The change in my view is that the material is there for the development of Jersey contract law, according to the writings of Pothier and others, but it seems to me that we should be more ready to look to modern day French law that used such works as its inspiration, and so as as to assess how such principles have developed. The work particularly of Duncan Fairgrieve, formerly of the Institute of Law, has provided me with the reassurance that I have needed that Jersey can develop Jersey contract law in a reasonable period. However, we will be heavily reliant on academics, judges and practitioners of his stature in any such endeavour. As the former Bailiff of Jersey, Sir Philip Bailhache, has already remarked, Fairgrieve’s recent book entitled Comparative Law in Practice: Contract Law in a Mid-Channel Jurisdiction should be mandatory reading for practitioners in this area.

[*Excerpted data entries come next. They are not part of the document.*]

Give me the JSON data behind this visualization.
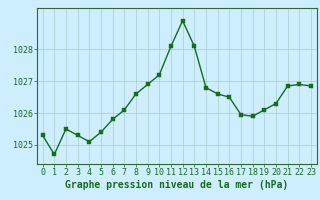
{
  "x": [
    0,
    1,
    2,
    3,
    4,
    5,
    6,
    7,
    8,
    9,
    10,
    11,
    12,
    13,
    14,
    15,
    16,
    17,
    18,
    19,
    20,
    21,
    22,
    23
  ],
  "y": [
    1025.3,
    1024.7,
    1025.5,
    1025.3,
    1025.1,
    1025.4,
    1025.8,
    1026.1,
    1026.6,
    1026.9,
    1027.2,
    1028.1,
    1028.9,
    1028.1,
    1026.8,
    1026.6,
    1026.5,
    1025.95,
    1025.9,
    1026.1,
    1026.3,
    1026.85,
    1026.9,
    1026.85
  ],
  "line_color": "#1a6b1a",
  "marker_color": "#1a6b1a",
  "bg_color": "#cceeff",
  "grid_color": "#aacccc",
  "xlabel": "Graphe pression niveau de la mer (hPa)",
  "xlabel_color": "#1a6b1a",
  "tick_color": "#1a6b1a",
  "ylim": [
    1024.4,
    1029.3
  ],
  "yticks": [
    1025,
    1026,
    1027,
    1028
  ],
  "xticks": [
    0,
    1,
    2,
    3,
    4,
    5,
    6,
    7,
    8,
    9,
    10,
    11,
    12,
    13,
    14,
    15,
    16,
    17,
    18,
    19,
    20,
    21,
    22,
    23
  ],
  "marker_size": 2.5,
  "line_width": 1.0,
  "xlabel_fontsize": 7.0,
  "tick_fontsize": 6.0,
  "spine_color": "#336633"
}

Consistency by the Court, either set by virtue of authoritative rulings, or by statutory intervention, will of course be crucial. As the Bailiff Sir William Bailhache has remarked recently in Foster v Holt  JRC 076:
“Absent some conclusive cases decided at Court of Appeal level or in the Privy Council, the more sensible way forward now in our judgment would be a formal Restatement of the Law of Contract.”
Perhaps the Hard Rock Cafe case will provide that former opportunity; resetting Jersey contract law at an authoritative level that will influence its future direction.